Além disso, testes para avaliar as aplicações foram realizados em aves no aviário da UFPR, com o apoio da Imunova, incubada no Setor de Ciências Biológicas da UFPR. Já em outra pesquisa, Noseda orientou a tese da doutora Jenifer Rodrigues, que utilizou o farelo de soja, subproduto gerado da produção do óleo de soja, para também inibir infeções no aparelho digestivo dos animais.

“Normalmente o farelo é usado para ração animal, pois tem boa quantidade de proteínas. Esse farelo foi tratado termicamente, modificado e também virou um aditivo para ração, semelhante ao gerado pela levedura”, explica o professor.

Esses aditivos, na prática, servem como substitutos de medicamentos. “Tem muita pesquisa na procura de alternativas para o uso de antibióticos. Existe uma demanda para erradicar o uso em larga escala, como na União Europeia”, diz.

A ideia geral nas duas pesquisas, segundo Noseda, era aproveitar o potencial biotecnológico para gerar subprodutos de maior valor agregado e consequentemente diminuir o impacto na natureza, pois muitas vezes essas biomassas eram descartadas.

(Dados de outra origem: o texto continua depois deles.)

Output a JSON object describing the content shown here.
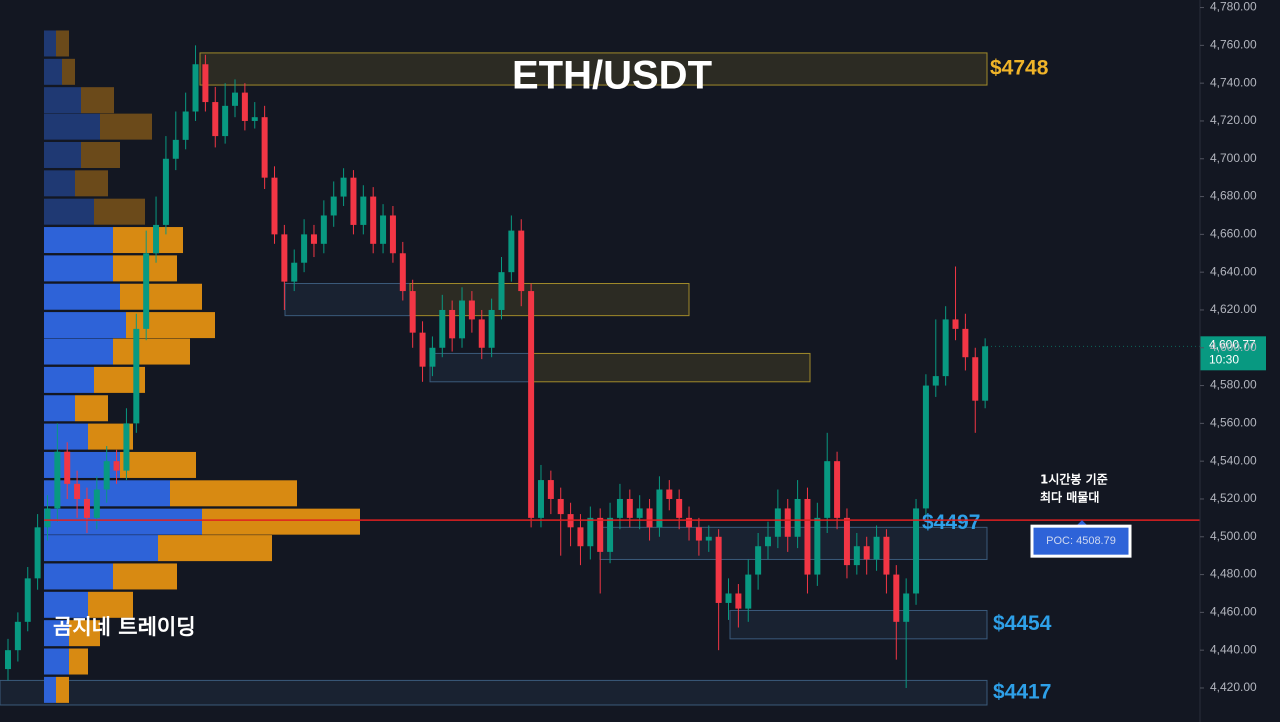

Ambas as descobertas já registraram pedidos de patente no INPI (Instituto Nacional da Propriedade Industrial). A versão final da pesquisa de Juliana em 2015, após uma revisão da redação, e a de Jenifer em 2013. “Estamos no aguardo, os pedidos estão levando de sete a dez anos para serem deferidos”, conta o professor.

A expectativa agora é que uma vez que as patentes sejam concedidas, a universidade possa fazer a transferência de tecnologia para empresas interessadas. Dessa maneira, os royalties gerados seriam reinvestidos em pesquisa.